In 2013, the states of New York and Connecticut and the New England Interstate Water Pollution Control Commission funded the application of the Sea-Level Affecting Marshes Model (SLAMM) to the entire coast of New York and Long Island Sound. Model simulations incorporated the most up-to-date wetland layers and hydro-enforced LiDAR-derived elevation data with an extensive tide range database and dynamic marsh accretion feedbacks based on mechanistic models of marsh and water quality characteristics. Simulations were run under four New York-specific scenarios of future sea level rise. Stochastic uncertainty analyses were completed, providing confidence intervals for projections, spatial maps showing likelihood of land conversions, and statistical indicators to characterize possible future outcomes and thus better assist decision making. This presentation will discuss the SLAMM application and results, with a focus on the results of the uncertainty analyses and their implications for identifying appropriate planning, management, and adaptation strategies. Learn more at www.warrenpinnacle.com.

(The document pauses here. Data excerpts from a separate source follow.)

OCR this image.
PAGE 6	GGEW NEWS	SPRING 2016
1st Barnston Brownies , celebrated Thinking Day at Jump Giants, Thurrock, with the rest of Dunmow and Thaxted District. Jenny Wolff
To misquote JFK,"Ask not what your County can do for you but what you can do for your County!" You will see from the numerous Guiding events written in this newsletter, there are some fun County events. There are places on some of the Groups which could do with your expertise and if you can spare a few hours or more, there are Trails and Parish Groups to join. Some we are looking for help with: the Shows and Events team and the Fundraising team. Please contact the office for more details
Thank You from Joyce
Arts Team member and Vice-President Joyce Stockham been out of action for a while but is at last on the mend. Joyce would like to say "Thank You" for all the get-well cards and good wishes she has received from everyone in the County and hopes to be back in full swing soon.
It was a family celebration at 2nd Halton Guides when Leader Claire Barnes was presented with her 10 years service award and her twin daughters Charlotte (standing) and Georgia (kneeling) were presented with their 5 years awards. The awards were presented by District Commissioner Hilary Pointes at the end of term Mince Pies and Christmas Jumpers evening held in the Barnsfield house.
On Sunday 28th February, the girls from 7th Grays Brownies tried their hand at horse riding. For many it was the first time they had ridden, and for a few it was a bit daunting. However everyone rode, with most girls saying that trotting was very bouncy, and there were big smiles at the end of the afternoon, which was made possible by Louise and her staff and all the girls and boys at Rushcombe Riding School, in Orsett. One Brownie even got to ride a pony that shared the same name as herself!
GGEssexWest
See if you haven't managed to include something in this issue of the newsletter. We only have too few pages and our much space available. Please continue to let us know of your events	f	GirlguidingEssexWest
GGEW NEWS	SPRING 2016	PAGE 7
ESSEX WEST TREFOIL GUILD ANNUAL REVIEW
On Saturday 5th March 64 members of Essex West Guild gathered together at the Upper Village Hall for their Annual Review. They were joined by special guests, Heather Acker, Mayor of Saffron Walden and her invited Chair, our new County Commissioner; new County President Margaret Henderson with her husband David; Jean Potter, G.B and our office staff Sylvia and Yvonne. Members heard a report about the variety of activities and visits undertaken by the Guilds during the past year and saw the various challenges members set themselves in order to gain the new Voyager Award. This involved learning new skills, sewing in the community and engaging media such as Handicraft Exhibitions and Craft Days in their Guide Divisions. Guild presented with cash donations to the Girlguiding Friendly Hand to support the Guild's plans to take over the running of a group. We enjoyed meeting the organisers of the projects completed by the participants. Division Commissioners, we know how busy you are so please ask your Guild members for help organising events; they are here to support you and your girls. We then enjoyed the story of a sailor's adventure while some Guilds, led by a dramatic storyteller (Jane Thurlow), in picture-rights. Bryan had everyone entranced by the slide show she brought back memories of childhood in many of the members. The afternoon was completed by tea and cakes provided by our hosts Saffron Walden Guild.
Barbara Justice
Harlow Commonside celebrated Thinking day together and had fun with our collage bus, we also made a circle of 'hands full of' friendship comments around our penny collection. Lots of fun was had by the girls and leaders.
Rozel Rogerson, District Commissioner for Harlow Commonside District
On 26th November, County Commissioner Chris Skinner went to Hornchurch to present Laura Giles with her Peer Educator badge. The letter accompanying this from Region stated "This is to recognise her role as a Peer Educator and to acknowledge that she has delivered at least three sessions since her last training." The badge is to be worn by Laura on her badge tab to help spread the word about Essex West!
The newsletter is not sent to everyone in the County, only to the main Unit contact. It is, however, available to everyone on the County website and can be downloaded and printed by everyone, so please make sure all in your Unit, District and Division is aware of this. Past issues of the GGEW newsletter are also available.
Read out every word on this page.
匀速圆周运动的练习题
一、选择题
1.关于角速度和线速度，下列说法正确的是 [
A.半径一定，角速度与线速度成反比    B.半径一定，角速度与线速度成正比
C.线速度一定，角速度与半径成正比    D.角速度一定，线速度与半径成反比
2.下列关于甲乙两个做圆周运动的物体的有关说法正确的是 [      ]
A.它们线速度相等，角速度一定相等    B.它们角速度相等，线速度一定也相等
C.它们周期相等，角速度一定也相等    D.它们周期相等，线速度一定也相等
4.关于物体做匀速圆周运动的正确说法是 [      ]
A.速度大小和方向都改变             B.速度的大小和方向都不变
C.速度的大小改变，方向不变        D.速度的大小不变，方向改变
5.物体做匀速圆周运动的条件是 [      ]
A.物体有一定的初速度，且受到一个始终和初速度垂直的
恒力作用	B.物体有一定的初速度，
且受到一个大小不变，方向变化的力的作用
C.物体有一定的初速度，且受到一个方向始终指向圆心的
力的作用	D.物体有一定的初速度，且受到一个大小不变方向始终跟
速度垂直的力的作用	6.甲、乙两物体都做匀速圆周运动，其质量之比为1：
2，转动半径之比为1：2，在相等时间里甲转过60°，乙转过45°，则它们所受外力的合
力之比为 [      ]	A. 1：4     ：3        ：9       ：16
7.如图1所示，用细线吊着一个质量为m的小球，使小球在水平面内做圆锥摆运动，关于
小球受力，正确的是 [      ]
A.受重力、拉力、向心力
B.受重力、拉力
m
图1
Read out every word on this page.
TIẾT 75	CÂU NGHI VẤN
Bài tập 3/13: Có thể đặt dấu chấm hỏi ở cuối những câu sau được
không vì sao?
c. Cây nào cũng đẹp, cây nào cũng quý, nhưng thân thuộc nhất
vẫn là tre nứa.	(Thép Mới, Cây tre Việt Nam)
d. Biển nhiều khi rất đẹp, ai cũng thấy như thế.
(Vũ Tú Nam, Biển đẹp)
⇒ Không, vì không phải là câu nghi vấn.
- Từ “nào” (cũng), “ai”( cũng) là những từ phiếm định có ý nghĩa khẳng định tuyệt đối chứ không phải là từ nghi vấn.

This webinar will be presented by Amy Polaczyk of Warren Pinnacle Consulting. It is cosponsored by the EBM Tools Network.

Estimating Blue Carbon Storage in Texas Coastal Wetlands

Event Date: 
Wednesday, March 4, 2015 at 1 pm EST / 10 am PST / 6 pm GMT

Blue Carbon is a term used to define carbon that is stored and sequestered in coastal wetland habitats. Wetland habitats found along the Gulf Coast of Texas include coastal salt marshes, fresh water marshes, swamps, seagrass beds, and mangroves. All of these habitats are capable of storing, or “sinking”, significant quantities of carbon in their plant matter and soils. The Nature Conservancy’s Texas Blue Carbon Analysis estimated the total amount of carbon stored in coastal wetlands along the coast of Texas. These estimates are based on three “pools” of carbon that are associated with terrestrial and wetland plant communities: 1) above ground biomass (plant material), 2) below ground biomass (roots), and 3) soils. The study site was a zone that extended 10 kilometers inland from the entire Texas coastline. Carbon modeling was done using the InVEST Terrestrial Carbon model (www.naturalcapitalproject.org/InVEST.html). The results of this analysis are designed to help prioritize conservation/restoration activities in wetlands in order to maximize the benefits they provide to all of society. Currently only about 28% of the coastal wetlands analyzed in this study are found within protected conservation and management areas.

This webinar will be presented by Jorge Brenner of The Nature Conservancy and Greg Guannel of the Natural Capital Project, and it is cosponsored by the EBM Tools Network.